« Nous n’allons protéger personne »: la présidente mexicaine Claudia Sheinbaum et le parti de gauche au pouvoir Morena ont promis de respecter l’indépendance de la justice dans l’affaire d’un ex-responsable de Sécurité du Tabasco poursuivi pour complicité avec le crime organisé. Un dossier judiciaire sensible qui touche un proche de l’ex-président, dans un contexte de pression des Etats-Unis sur le Mexique pour lutter contre le crime organisé.
Claudia Sheinbaum et Luisa Alcalde sont à l’unisson: la justice pourra enquêter en toute indépendance dans l’affaire de l’ex-secrétaire de Sécurité publique de l’Etat du Tabaso. En fuite à l’étranger, Hernán Bermúdez Requena fait l’objet d’un mandat d’arrêt et d’une notice rouge d’Interpol (demande d’arrestation provisoire) pour ses liens présumés avec le crime organisé. « Nous n’allons protéger personne », a promis la présidente Sheinbaum tout en mettant en garde contre le « lynchage médiatique » de l’ex-gouverneur du Tabasco, Adan Augusto Lopez Hernandez. « Dans notre mouvement, il n’y a pas de complicité », a ajouté la présidente du Mouvement pour la régénération nationale (Morena), Luisa Alcalde.
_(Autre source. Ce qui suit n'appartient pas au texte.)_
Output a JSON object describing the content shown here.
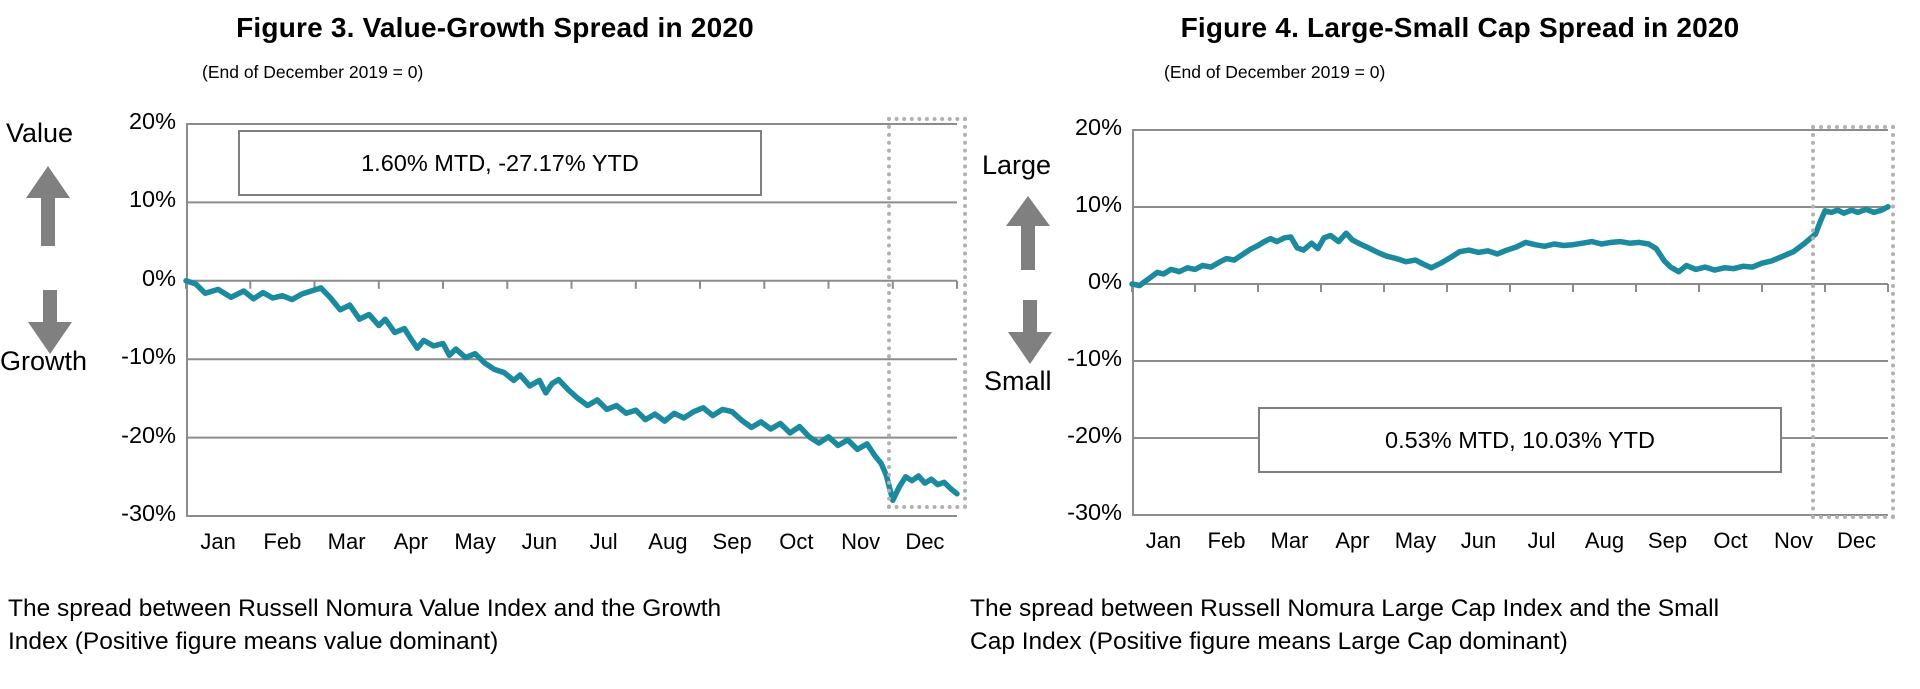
{
  "colors": {
    "line": "#1b8a9e",
    "grid": "#8c8c8c",
    "arrow": "#808080",
    "highlight_border": "#b1b1b1",
    "text": "#000000"
  },
  "chart_data": [
    {
      "type": "line",
      "title": "Figure 3. Value-Growth Spread in 2020",
      "subtitle": "(End of December 2019 = 0)",
      "upper_label": "Value",
      "lower_label": "Growth",
      "annotation": "1.60% MTD, -27.17% YTD",
      "caption": "The spread between Russell Nomura Value Index and the Growth Index (Positive figure means value dominant)",
      "xlabel": "",
      "ylabel": "",
      "x_unit": "months elapsed (0 = end of Dec 2019, 12 = end of Dec 2020)",
      "categories": [
        "Jan",
        "Feb",
        "Mar",
        "Apr",
        "May",
        "Jun",
        "Jul",
        "Aug",
        "Sep",
        "Oct",
        "Nov",
        "Dec"
      ],
      "ylim": [
        -30,
        20
      ],
      "ytick_values": [
        20,
        10,
        0,
        -10,
        -20,
        -30
      ],
      "ytick_labels": [
        "20%",
        "10%",
        "0%",
        "-10%",
        "-20%",
        "-30%"
      ],
      "grid": true,
      "legend": "none",
      "line_color": "#1b8a9e",
      "highlight_region": "December (dotted box)",
      "x": [
        0,
        0.15,
        0.3,
        0.5,
        0.7,
        0.9,
        1.05,
        1.2,
        1.35,
        1.5,
        1.65,
        1.8,
        1.95,
        2.1,
        2.25,
        2.4,
        2.55,
        2.7,
        2.85,
        3.0,
        3.1,
        3.25,
        3.4,
        3.5,
        3.6,
        3.7,
        3.85,
        4.0,
        4.1,
        4.2,
        4.35,
        4.5,
        4.65,
        4.8,
        4.95,
        5.1,
        5.2,
        5.35,
        5.5,
        5.6,
        5.7,
        5.8,
        5.95,
        6.1,
        6.25,
        6.4,
        6.55,
        6.7,
        6.85,
        7.0,
        7.15,
        7.3,
        7.45,
        7.6,
        7.75,
        7.9,
        8.05,
        8.2,
        8.35,
        8.5,
        8.65,
        8.8,
        8.95,
        9.1,
        9.25,
        9.4,
        9.55,
        9.7,
        9.85,
        10.0,
        10.15,
        10.3,
        10.45,
        10.6,
        10.72,
        10.82,
        10.9,
        11.0,
        11.1,
        11.2,
        11.3,
        11.4,
        11.5,
        11.6,
        11.7,
        11.8,
        11.9,
        12.0
      ],
      "values": [
        0,
        -0.4,
        -1.6,
        -1.1,
        -2.1,
        -1.3,
        -2.3,
        -1.5,
        -2.2,
        -1.9,
        -2.4,
        -1.7,
        -1.3,
        -0.9,
        -2.2,
        -3.7,
        -3.1,
        -4.9,
        -4.3,
        -5.7,
        -4.9,
        -6.6,
        -6.1,
        -7.4,
        -8.6,
        -7.6,
        -8.3,
        -8.0,
        -9.5,
        -8.7,
        -9.8,
        -9.3,
        -10.5,
        -11.3,
        -11.7,
        -12.7,
        -12.0,
        -13.4,
        -12.7,
        -14.3,
        -13.1,
        -12.6,
        -13.9,
        -15.0,
        -15.9,
        -15.2,
        -16.4,
        -15.9,
        -16.9,
        -16.5,
        -17.7,
        -17.0,
        -17.9,
        -16.9,
        -17.5,
        -16.7,
        -16.2,
        -17.2,
        -16.4,
        -16.7,
        -17.8,
        -18.7,
        -18.0,
        -18.9,
        -18.2,
        -19.4,
        -18.6,
        -19.9,
        -20.7,
        -19.9,
        -21.0,
        -20.3,
        -21.5,
        -20.8,
        -22.3,
        -23.3,
        -24.8,
        -28.0,
        -26.3,
        -25.0,
        -25.5,
        -24.9,
        -25.8,
        -25.3,
        -26.0,
        -25.7,
        -26.5,
        -27.17
      ],
      "mtd": "1.60%",
      "ytd": "-27.17%"
    },
    {
      "type": "line",
      "title": "Figure 4. Large-Small Cap Spread in 2020",
      "subtitle": "(End of December 2019 = 0)",
      "upper_label": "Large",
      "lower_label": "Small",
      "annotation": "0.53% MTD, 10.03% YTD",
      "caption": "The spread between Russell Nomura Large Cap Index and the Small Cap Index (Positive figure means Large Cap dominant)",
      "xlabel": "",
      "ylabel": "",
      "x_unit": "months elapsed (0 = end of Dec 2019, 12 = end of Dec 2020)",
      "categories": [
        "Jan",
        "Feb",
        "Mar",
        "Apr",
        "May",
        "Jun",
        "Jul",
        "Aug",
        "Sep",
        "Oct",
        "Nov",
        "Dec"
      ],
      "ylim": [
        -30,
        20
      ],
      "ytick_values": [
        20,
        10,
        0,
        -10,
        -20,
        -30
      ],
      "ytick_labels": [
        "20%",
        "10%",
        "0%",
        "-10%",
        "-20%",
        "-30%"
      ],
      "grid": true,
      "legend": "none",
      "line_color": "#1b8a9e",
      "highlight_region": "December (dotted box)",
      "x": [
        0,
        0.12,
        0.25,
        0.4,
        0.5,
        0.62,
        0.75,
        0.88,
        1.0,
        1.12,
        1.25,
        1.4,
        1.5,
        1.62,
        1.75,
        1.88,
        2.0,
        2.1,
        2.2,
        2.3,
        2.42,
        2.52,
        2.62,
        2.72,
        2.85,
        2.95,
        3.05,
        3.15,
        3.28,
        3.4,
        3.5,
        3.62,
        3.75,
        3.9,
        4.05,
        4.2,
        4.35,
        4.5,
        4.62,
        4.75,
        4.9,
        5.05,
        5.2,
        5.35,
        5.5,
        5.65,
        5.8,
        5.95,
        6.1,
        6.25,
        6.4,
        6.55,
        6.7,
        6.85,
        7.0,
        7.15,
        7.3,
        7.45,
        7.6,
        7.75,
        7.9,
        8.05,
        8.2,
        8.32,
        8.45,
        8.55,
        8.68,
        8.8,
        8.95,
        9.1,
        9.25,
        9.4,
        9.55,
        9.7,
        9.85,
        10.0,
        10.15,
        10.3,
        10.5,
        10.68,
        10.85,
        10.93,
        11.0,
        11.1,
        11.2,
        11.3,
        11.42,
        11.52,
        11.65,
        11.78,
        11.9,
        12.0
      ],
      "values": [
        0,
        -0.2,
        0.6,
        1.5,
        1.3,
        1.9,
        1.6,
        2.1,
        1.9,
        2.4,
        2.2,
        2.9,
        3.3,
        3.1,
        3.8,
        4.5,
        5.0,
        5.5,
        5.9,
        5.5,
        6.0,
        6.1,
        4.7,
        4.4,
        5.3,
        4.6,
        6.0,
        6.3,
        5.5,
        6.6,
        5.7,
        5.2,
        4.7,
        4.1,
        3.6,
        3.3,
        2.9,
        3.1,
        2.6,
        2.1,
        2.7,
        3.4,
        4.2,
        4.4,
        4.1,
        4.3,
        3.9,
        4.4,
        4.8,
        5.4,
        5.1,
        4.9,
        5.2,
        5.0,
        5.1,
        5.3,
        5.5,
        5.2,
        5.4,
        5.5,
        5.3,
        5.4,
        5.2,
        4.6,
        3.0,
        2.2,
        1.6,
        2.4,
        1.9,
        2.2,
        1.8,
        2.1,
        2.0,
        2.3,
        2.2,
        2.7,
        3.0,
        3.5,
        4.2,
        5.3,
        6.5,
        8.2,
        9.5,
        9.3,
        9.6,
        9.2,
        9.6,
        9.3,
        9.7,
        9.3,
        9.6,
        10.03
      ],
      "mtd": "0.53%",
      "ytd": "10.03%"
    }
  ]
}
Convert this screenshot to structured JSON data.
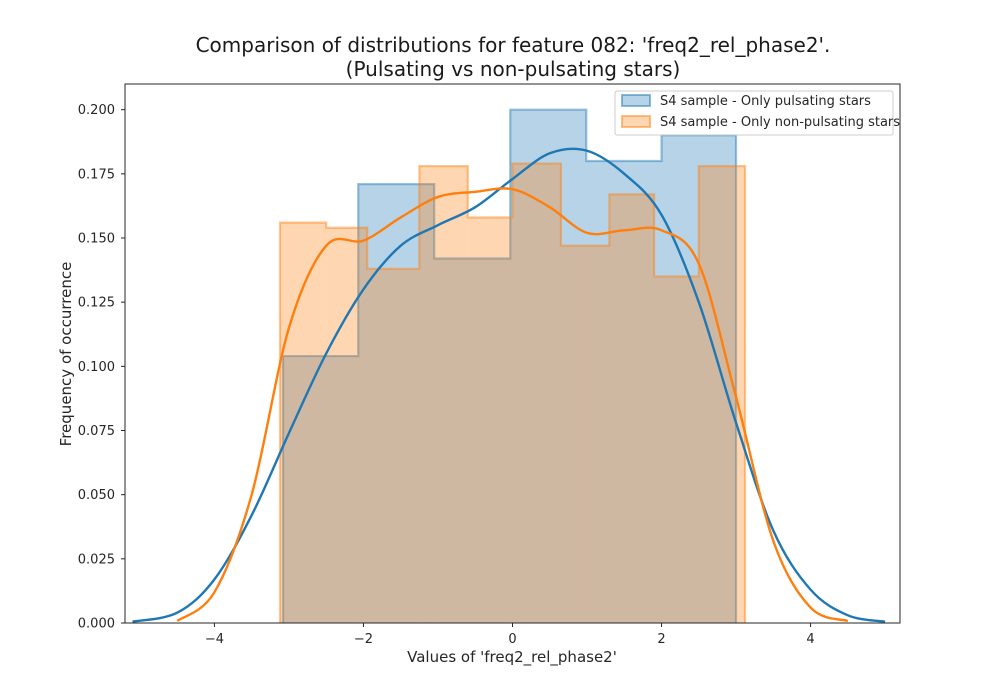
{
  "chart_data": {
    "type": "histogram",
    "title": [
      "Comparison of distributions for feature 082: 'freq2_rel_phase2'.",
      "(Pulsating vs non-pulsating stars)"
    ],
    "xlabel": "Values of 'freq2_rel_phase2'",
    "ylabel": "Frequency of occurrence",
    "xlim": [
      -5.2,
      5.2
    ],
    "ylim": [
      0,
      0.21
    ],
    "xticks": [
      -4,
      -2,
      0,
      2,
      4
    ],
    "yticks": [
      0.0,
      0.025,
      0.05,
      0.075,
      0.1,
      0.125,
      0.15,
      0.175,
      0.2
    ],
    "ytick_labels": [
      "0.000",
      "0.025",
      "0.050",
      "0.075",
      "0.100",
      "0.125",
      "0.150",
      "0.175",
      "0.200"
    ],
    "xtick_labels": [
      "−4",
      "−2",
      "0",
      "2",
      "4"
    ],
    "legend_position": "top-right",
    "grid": false,
    "series": [
      {
        "name": "S4 sample - Only pulsating stars",
        "color": "#1f77b4",
        "bin_edges": [
          -3.08,
          -2.07,
          -1.05,
          -0.03,
          0.99,
          2.0,
          3.0
        ],
        "values": [
          0.104,
          0.171,
          0.142,
          0.2,
          0.18,
          0.19
        ],
        "kde": {
          "x": [
            -5.1,
            -4.5,
            -4.0,
            -3.5,
            -3.0,
            -2.5,
            -2.0,
            -1.5,
            -1.0,
            -0.5,
            0.0,
            0.5,
            1.0,
            1.5,
            2.0,
            2.5,
            3.0,
            3.5,
            4.0,
            4.5,
            5.0
          ],
          "y": [
            0.0005,
            0.004,
            0.017,
            0.042,
            0.074,
            0.105,
            0.13,
            0.147,
            0.155,
            0.162,
            0.173,
            0.183,
            0.184,
            0.175,
            0.159,
            0.125,
            0.078,
            0.036,
            0.013,
            0.003,
            0.0005
          ]
        }
      },
      {
        "name": "S4 sample - Only non-pulsating stars",
        "color": "#ff7f0e",
        "bin_edges": [
          -3.12,
          -2.5,
          -1.95,
          -1.25,
          -0.6,
          0.0,
          0.65,
          1.3,
          1.9,
          2.5,
          3.12
        ],
        "values": [
          0.156,
          0.154,
          0.138,
          0.178,
          0.158,
          0.179,
          0.147,
          0.167,
          0.135,
          0.178
        ],
        "kde": {
          "x": [
            -4.5,
            -4.0,
            -3.5,
            -3.0,
            -2.5,
            -2.0,
            -1.5,
            -1.0,
            -0.5,
            0.0,
            0.5,
            1.0,
            1.5,
            2.0,
            2.5,
            3.0,
            3.5,
            4.0,
            4.5
          ],
          "y": [
            0.0008,
            0.012,
            0.05,
            0.115,
            0.147,
            0.149,
            0.158,
            0.166,
            0.168,
            0.169,
            0.162,
            0.152,
            0.153,
            0.153,
            0.14,
            0.088,
            0.032,
            0.006,
            0.0008
          ]
        }
      }
    ]
  }
}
Entre décembre 2019 et août 2021, M. Bermudez Requena a été en charge de la Sécurité du Tabasco dans le gouvernement d’Adan Augusto Lopez, gouverneur de l’Etat puis secrétaire fédéral de Gobernacion (ministre de l’Intérieur, 2021-2023), candidat à l’investiture présidentielle pour Morena en 2023, sénateur et proche de l’ex-président Andres Manuel Lopez Obrador.
En fuite depuis janvier d’après les autorités mexicaines, M. Bermudez Requena fait l’objet d’un mandat d’arrêt émis pour association de malfaiteurs, extorsion et enlèvement, a indiqué le secrétaire fédéral de la Sécurité, Omar García Harfuch.
M. Bermudez Requena est soupçonné de complicité présumée avec la Barredora, un groupe criminel impliqué dans le vol de combustibles dans le port de Dos Bocas (Tabasco), et qui aurait proposé le carburant volé aux responsables de la construction du Train Maya, d’aprés l’ONG Mexicanos contra la corrupcion y la impunidad.
https://contralacorrupcion.mx/la-barredora-hizo-negocios-con-el-tren-maya/
Pourquoi l’affaire ne sort que maintenant sur la place publique ? Plus surprenant encore: pourquoi est-ce la grande Muette, qui a décidé de rompre le silence? C’est en effet un général, Miguel Angel Lopez Martinez, chef de la 30e zone militaire (Tabasco), qui a parlé le 11 juillet sur une antenne de Radio Formula: Requena a quitté le pays via Mérida vers le Panama le 14 février, sans mandat d’arrêt à son encontre à l’époque. L’armée mexicaine avait des informations sur les liens de Requena avec le crime organisé. Des informations non traitées, qui ne pouvaient pas être partagées avec l’exécutif.
Deux hypothèses, d’après l’éditorialiste Ricardo Raphael dans Milenio: le commandement militaire aurait agi sans l’autorisation de son autorité suprême, la présidente de la République, ce qui serait « alarmant ». Ou bien c’est la présidence qui a demandé au général de parler. Dans ce cas « Sheinbaum a pris la décision de rompre non seulement avec Adan Lopez » mais aussi avec Lopez Obrador. « Lopez Obrador n’a rien à voir avec le Tabasco depuis qu’il est devenu président du PRD en 1997 », tempère un bon connaisseur de Morena consulté par la Prensa Francesa.
« Il semblerait que cela ne soit pas une coïncidence que cette affaire survienne alors que depuis la Maison Blanche, Donald Trump accuse le gouvernement mexicain de ne pas défier avec assez de force les vrais leaders du crime organisé dans notre pays », ajoute le « columnista » de Milenio. Sous la pression de Donald Trump et de ses chantages aux tarifs douaniers, l’administration Sheinbaum a multiplié les signes de bonne volonté dans la lutte contre le crime organisé envers Washington, dont la remise de 29 narco-trafiquants présumés de haut niveau, en dehors des processus habituels d’extradition, il y a quelques mois. « Le gouvernement mexicain n’a pas à donner de garanties à Washington mais aux Mexicains », contre-attaque la source de Morena.